Though in early adulthood I suffered strongly from acedia, the “oppressive sorrow which so weighs upon man’s mind that he wants to do nothing,” today I am almost always cheerful. This cheerfulness, a product of faith and hope, is not native to my temperament, since I am predisposed to a certain melancholy in which the sense of the fall of man and the feeling of things passing away are very strong. Unless he is careful, such a disposition can make a person a crashing bore, and some people would say that I am one.
However, dispositions are also gifts to be used, and if I lost mine, I would miss it. I tend to be more acutely aware than most people of how things go awry in our culture.
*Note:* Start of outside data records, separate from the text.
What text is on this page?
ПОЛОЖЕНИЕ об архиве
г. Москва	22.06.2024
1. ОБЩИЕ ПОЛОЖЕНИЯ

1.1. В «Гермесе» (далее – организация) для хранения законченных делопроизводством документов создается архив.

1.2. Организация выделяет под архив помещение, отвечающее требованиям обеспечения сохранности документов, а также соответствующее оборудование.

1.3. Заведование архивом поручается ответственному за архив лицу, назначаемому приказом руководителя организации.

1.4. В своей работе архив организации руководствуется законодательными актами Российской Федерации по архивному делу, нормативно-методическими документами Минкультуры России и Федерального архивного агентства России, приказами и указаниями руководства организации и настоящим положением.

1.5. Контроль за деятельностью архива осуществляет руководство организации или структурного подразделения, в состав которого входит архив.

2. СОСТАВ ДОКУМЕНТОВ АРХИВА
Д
Now and then, the memory of the many ways in which I have personally gone awry provides some small insight into the travails of others. I don’t object to the description of the world as a “vale of tears”; it seems to me refreshing, because honest. The acknowledgement of sin does not burden me. I would be burdened if there were no cure.
The note of joy has been much stronger in my life since becoming Catholic, largely because the Church takes suffering so seriously. When my wife and I were preparing to be received into the Church, we participated in the customary sequence of classes for converts. Catholics are just as interested in conversion stories as Evangelical Protestants, and one evening, during the break, we exchanged our tales with another couple in the class.
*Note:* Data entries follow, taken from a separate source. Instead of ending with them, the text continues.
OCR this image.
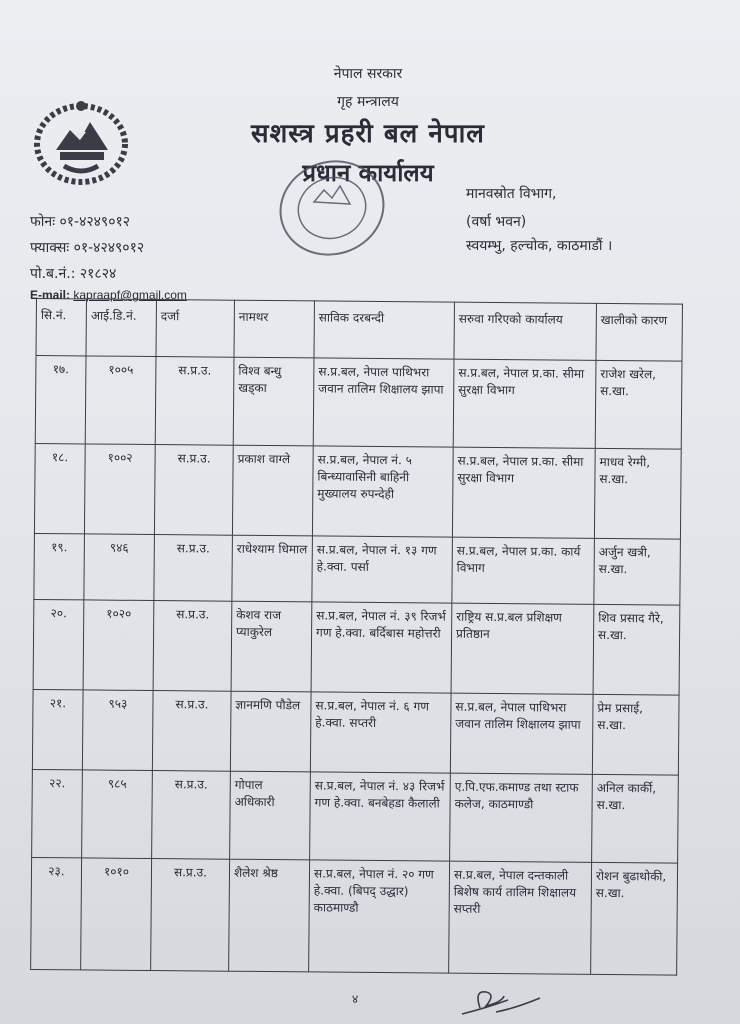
नेपाल सरकार
गृह मन्त्रालय
सशस्त्र प्रहरी बल नेपाल
प्रधान कार्यालय
फोनः ०१-४२४९०१२
फ्याक्सः ०१-४२४९०१२
पो.ब.नं.: २१८२४
E-mail: kapraapf@gmail.com
मानवस्रोत विभाग,
(वर्षा भवन)
स्वयम्भु, हल्चोक, काठमाडौं ।
सि.नं.	आई.डि.नं.	दर्जा	नामथर	साविक दरबन्दी	सरुवा गरिएको कार्यालय	खालीको कारण
१७.	१००५	स.प्र.उ.	विश्व बन्धु खड्का	स.प्र.बल, नेपाल पाथिभरा जवान तालिम शिक्षालय झापा	स.प्र.बल, नेपाल प्र.का. सीमा सुरक्षा विभाग	राजेश खरेल, स.खा.
१८.	१००२	स.प्र.उ.	प्रकाश वाग्ले	स.प्र.बल, नेपाल नं. ५ बिन्ध्यावासिनी बाहिनी मुख्यालय रुपन्देही	स.प्र.बल, नेपाल प्र.का. सीमा सुरक्षा विभाग	माधव रेग्मी, स.खा.
१९.	९४६	स.प्र.उ.	राधेश्याम धिमाल	स.प्र.बल, नेपाल नं. १३ गण हे.क्वा. पर्सा	स.प्र.बल, नेपाल प्र.का. कार्य विभाग	अर्जुन खत्री, स.खा.
२०.	१०२०	स.प्र.उ.	केशव राज प्याकुरेल	स.प्र.बल, नेपाल नं. ३९ रिजर्भ गण हे.क्वा. बर्दिबास महोत्तरी	राष्ट्रिय स.प्र.बल प्रशिक्षण प्रतिष्ठान	शिव प्रसाद गैरे, स.खा.
२१.	९५३	स.प्र.उ.	ज्ञानमणि पौडेल	स.प्र.बल, नेपाल नं. ६ गण हे.क्वा. सप्तरी	स.प्र.बल, नेपाल पाथिभरा जवान तालिम शिक्षालय झापा	प्रेम प्रसाई, स.खा.
२२.	९८५	स.प्र.उ.	गोपाल अधिकारी	स.प्र.बल, नेपाल नं. ४३ रिजर्भ गण हे.क्वा. बनबेहडा कैलाली	ए.पि.एफ.कमाण्ड तथा स्टाफ कलेज, काठमाण्डौ	अनिल कार्की, स.खा.
२३.	१०१०	स.प्र.उ.	शैलेश श्रेष्ठ	स.प्र.बल, नेपाल नं. २० गण हे.क्वा. (बिपद् उद्धार) काठमाण्डौ	स.प्र.बल, नेपाल दन्तकाली बिशेष कार्य तालिम शिक्षालय सप्तरी	रोशन बुढाथोकी, स.खा.
४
The husband had been a teacher in a Protestant seminary. The two of them told us that they first began to consider the Catholic Church after their son committed suicide. What turned their thoughts to Catholicism was neither his suicide, nor their grief for him, but the reaction of their friends to their grief.
It was not that their friends did not sorrow for them; they did. But to spare their feelings, their Protestant friends never mentioned their son at all. It was as though he had never existed. By contrast, their Catholic friends were not afraid to speak of him. The couple was consoled.
They began to wonder whether the Church understands something about suffering that their own tradition did not.
She does, and She starts teaching it early. A child in Catholic school who falls down and hurts his knee is comforted, of course, and encouraged to get back in the game. But he is also encouraged to offer up the pain to Christ, who suffered for us, so that he can be more like Him.
To the world in general, this is madness. Most people think victory over suffering comes from either ignoring it or defying it. Yet according to the Church, the victory over suffering requires embracing it. All Her thoughts of resurrection and rebirth begin with the bloodied Savior.
These seem to me to me tidings of joy.